By Gerald Lebrett, Headteacher, Side By Side
Earlier this year, two Cambridge professors, John MacBeath and Maurice Galton, published a report on inclusive education systems in the UK. They concluded that the current system as adopted by mainstream schools is failing. They stated: “Children with conditions such as severe dyslexia and autism are struggling, bullied or teased by their peers and dismissed by teachers as difficult or lazy.” These children, they said, become ‘forgotten’.
For those whose children have learning difficulties and or special needs, this report is alarming. But we should be proud that this does not reflect the reality of the Jewish schools we have in our communities. The provision in place for children, in particular young children, is truly astounding. Across our community we have nurseries that are second to none in integrating all children.
Parents may accept that some children with learning difficulties may struggle in school just like some children without learning difficulties might struggle. If, however, you can prevent any feelings of differences and remove that struggle from an early age, wouldn’t you do that for your child? That’s where we come in. As a community – and in our case the Stamford Hill community – we have set up a school with special needs that not only offers a specialist provision for those children who need this support, but also offers an integrated nursery for children both with and without special needs.

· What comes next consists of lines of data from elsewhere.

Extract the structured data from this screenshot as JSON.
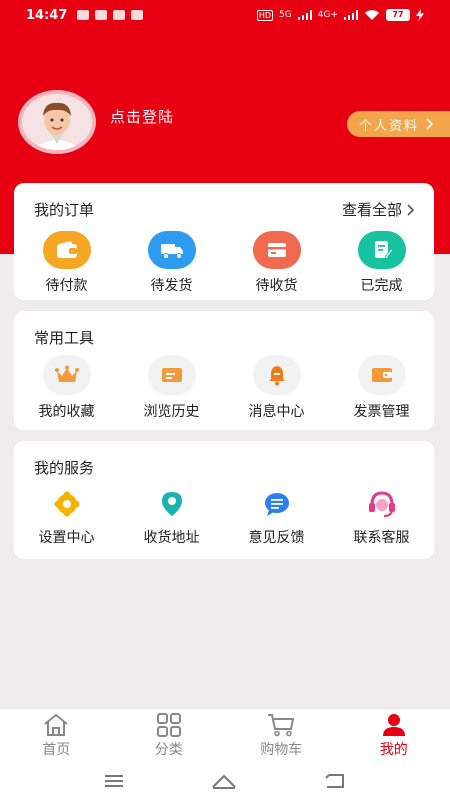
{
  "status_bar": {
    "time": "14:47",
    "network_tags": [
      "HD",
      "5G",
      "4G+"
    ],
    "battery": "77"
  },
  "header": {
    "login_text": "点击登陆",
    "profile_button": "个人资料"
  },
  "orders": {
    "title": "我的订单",
    "view_all": "查看全部",
    "items": [
      {
        "label": "待付款",
        "icon": "wallet-icon",
        "color": "#f5a623"
      },
      {
        "label": "待发货",
        "icon": "truck-icon",
        "color": "#2d9cf0"
      },
      {
        "label": "待收货",
        "icon": "package-icon",
        "color": "#f06a50"
      },
      {
        "label": "已完成",
        "icon": "completed-doc-icon",
        "color": "#17c2a0"
      }
    ]
  },
  "tools": {
    "title": "常用工具",
    "items": [
      {
        "label": "我的收藏",
        "icon": "crown-icon"
      },
      {
        "label": "浏览历史",
        "icon": "history-card-icon"
      },
      {
        "label": "消息中心",
        "icon": "bell-icon"
      },
      {
        "label": "发票管理",
        "icon": "invoice-wallet-icon"
      }
    ]
  },
  "services": {
    "title": "我的服务",
    "items": [
      {
        "label": "设置中心",
        "icon": "gear-icon"
      },
      {
        "label": "收货地址",
        "icon": "location-pin-icon"
      },
      {
        "label": "意见反馈",
        "icon": "feedback-bubble-icon"
      },
      {
        "label": "联系客服",
        "icon": "headset-icon"
      }
    ]
  },
  "tabbar": {
    "items": [
      {
        "label": "首页",
        "icon": "home-icon",
        "active": false
      },
      {
        "label": "分类",
        "icon": "grid-icon",
        "active": false
      },
      {
        "label": "购物车",
        "icon": "cart-icon",
        "active": false
      },
      {
        "label": "我的",
        "icon": "user-icon",
        "active": true
      }
    ]
  },
  "colors": {
    "brand_red": "#e60012",
    "accent_orange": "#f2a54a",
    "background": "#efedea"
  }
}
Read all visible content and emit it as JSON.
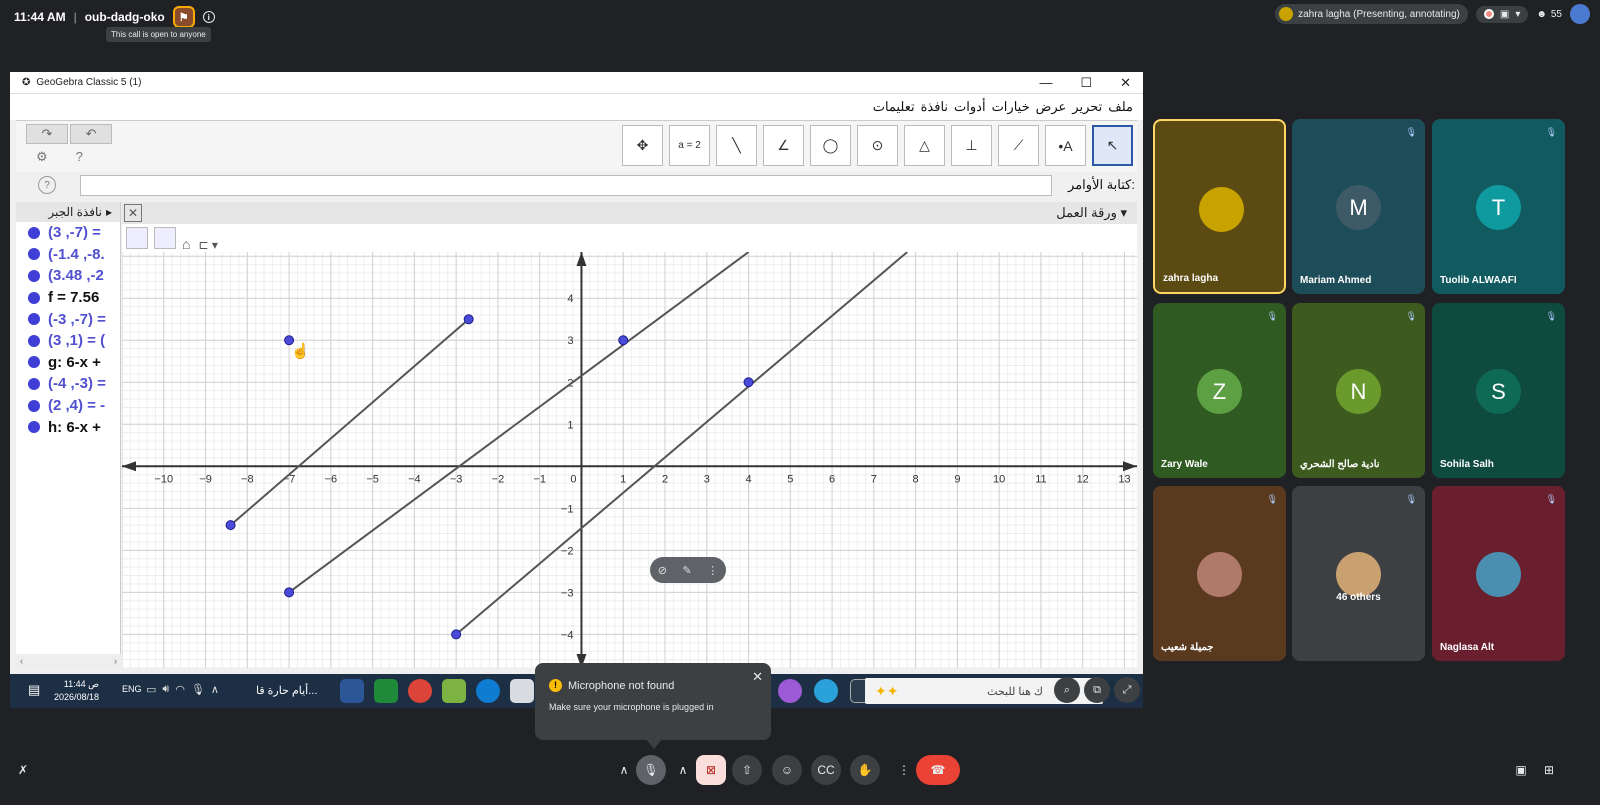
{
  "topbar": {
    "time": "11:44 AM",
    "separator": "|",
    "meeting_code": "oub-dadg-oko",
    "tooltip": "This call is open to anyone",
    "presenter_chip": "zahra lagha (Presenting, annotating)",
    "people_count": "55"
  },
  "window": {
    "title": "GeoGebra Classic 5 (1)",
    "menu": [
      "ملف",
      "تحرير",
      "عرض",
      "خيارات",
      "أدوات",
      "نافذة",
      "تعليمات"
    ],
    "command_label": "كتابة الأوامر:",
    "algebra_title": "نافذة الجبر",
    "graphics_title": "ورقة العمل",
    "tool_a2": "a = 2",
    "algebra_rows": [
      {
        "text": "(3 ,-7) =",
        "style": "blue"
      },
      {
        "text": "(-1.4 ,-8.",
        "style": "blue"
      },
      {
        "text": "(3.48 ,-2",
        "style": "blue"
      },
      {
        "text": "f = 7.56",
        "style": "black"
      },
      {
        "text": "(-3 ,-7) =",
        "style": "blue"
      },
      {
        "text": "(3 ,1) = (",
        "style": "blue"
      },
      {
        "text": "g: 6-x +",
        "style": "black"
      },
      {
        "text": "(-4 ,-3) =",
        "style": "blue"
      },
      {
        "text": "(2 ,4) = -",
        "style": "blue"
      },
      {
        "text": "h: 6-x +",
        "style": "black"
      }
    ]
  },
  "chart_data": {
    "type": "scatter",
    "x_ticks": [
      "−10",
      "−9",
      "−8",
      "−7",
      "−6",
      "−5",
      "−4",
      "−3",
      "−2",
      "−1",
      "0",
      "1",
      "2",
      "3",
      "4",
      "5",
      "6",
      "7",
      "8",
      "9",
      "10",
      "11",
      "12",
      "13"
    ],
    "y_ticks": [
      "4",
      "3",
      "2",
      "1",
      "−1",
      "−2",
      "−3",
      "−4"
    ],
    "xlim": [
      -11,
      13.3
    ],
    "ylim": [
      -4.8,
      5.1
    ],
    "grid": true,
    "points": [
      {
        "x": -7,
        "y": 3
      },
      {
        "x": -2.7,
        "y": 3.5
      },
      {
        "x": -8.4,
        "y": -1.4
      },
      {
        "x": 1,
        "y": 3
      },
      {
        "x": -7,
        "y": -3
      },
      {
        "x": 4,
        "y": 2
      },
      {
        "x": -3,
        "y": -4
      }
    ],
    "segments": [
      {
        "from": [
          -8.4,
          -1.4
        ],
        "to": [
          -2.7,
          3.5
        ]
      },
      {
        "from": [
          -7,
          -3
        ],
        "to": [
          4,
          5.1
        ]
      },
      {
        "from": [
          -3,
          -4
        ],
        "to": [
          7.8,
          5.1
        ]
      }
    ]
  },
  "taskbar": {
    "time": "11:44 ص",
    "date": "2026/08/18",
    "lang": "ENG",
    "news": "أيام حارة قا...",
    "search_placeholder": "ك هنا للبحث"
  },
  "mic_popup": {
    "title": "Microphone not found",
    "body": "Make sure your microphone is plugged in"
  },
  "participants": [
    {
      "name": "zahra lagha",
      "initial": "",
      "bg": "#5b4a12",
      "avatar_bg": "#c8a300",
      "active": true
    },
    {
      "name": "Mariam Ahmed",
      "initial": "M",
      "bg": "#1e4d5a",
      "avatar_bg": "#3d5a66",
      "active": false
    },
    {
      "name": "Tuolib ALWAAFI",
      "initial": "T",
      "bg": "#115a60",
      "avatar_bg": "#0f9aa0",
      "active": false
    },
    {
      "name": "Zary Wale",
      "initial": "Z",
      "bg": "#2f5a22",
      "avatar_bg": "#5ca043",
      "active": false
    },
    {
      "name": "نادية صالح الشحري",
      "initial": "N",
      "bg": "#3d5a1f",
      "avatar_bg": "#6a9a2c",
      "active": false
    },
    {
      "name": "Sohila Salh",
      "initial": "S",
      "bg": "#0f4a3e",
      "avatar_bg": "#0f6a55",
      "active": false
    },
    {
      "name": "جميلة شعيب",
      "initial": "",
      "bg": "#5a3a1f",
      "avatar_bg": "#b07a6a",
      "active": false
    },
    {
      "name": "46 others",
      "initial": "",
      "bg": "#3c4043",
      "avatar_bg": "#c9a070",
      "active": false
    },
    {
      "name": "Naglasa Alt",
      "initial": "",
      "bg": "#6a1f2e",
      "avatar_bg": "#4a8fb0",
      "active": false
    }
  ]
}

It is important to put our children in an environment in which they don’t have to struggle to keep up because the system is created for them, completely tailored to their needs.
For years, governments have amended and adapted policies based on new scientific research and statistics, trying to identify the best ways to educate our children with special needs. Since the 1970s, schools have been adopting these policies to include all children, whatever their challenges, in mainstream education.
Many schools that were set up specifically to educate children with special needs have since closed down. In 2015, there are now only 1,148 dedicated schools for special needs children compared with the 1,571 schools that existed in 1979, and mainstream education is struggling with the pressure. These pre-1979 figures add gravitas to John MacBeath and Maurice Galton’s argument, highlighting the problems this has created in our current education system.
Despite these figures and Mr MacBeath and Mr Galton’s findings, it would seem that the broader British education policy continues to fail some children with special needs.
Within our community, however, we have developed our education provisions on the premise that for many children with special needs, a tailored specialised approach is required. Our vision ensures that while meeting all the requirements as set out within the early years foundation stage curriculum, we spend considerable time planning and ensuring that our programmes are designed to meet the specific needs of all the children.
Placing a child in a mixed ability nursery significantly reduces any feeling of differences, prejudices and struggle. The children develop an understanding that stays with them for life. We teach them how to accept, work and play with other children, to do more than coexist, but to be friends with mixed ability children and to consider them in no other way than fellow children.
Side By Side welcomes special needs and mainstream two to five-year-olds and supports them with our own specially designed integrated nursery. So although many nurseries offer some places to children with varying degrees of special needs, our nursery has an approximate 50:50 ratio of non-special needs to special needs children, a ratio which has a truly positive impact on all the pupils.
The time at nursery is some of the most impactful years of a child’s life. With a diverse mix of high functioning children, children with developmental delay – be it speech or physical – and children with severe special needs, Side By Side gives an opportunity to those parents whose child is developing slightly later than their peers to benefit from our therapists and a learning environment where there is an extremely high ratio of teachers to children so they can focus their attention to supporting all of our children. We work to combat the issues of the existing system and develop something that works for us.
Nursery years are the time when children learn the subtle tools that will help them navigate through life, including how to interact with others while developing an awareness that although there are children who may be different, friends come in all shapes and sizes and from all different places. Our children learn that there is more that unites than separates us and that there are no barriers to making friends or getting an education.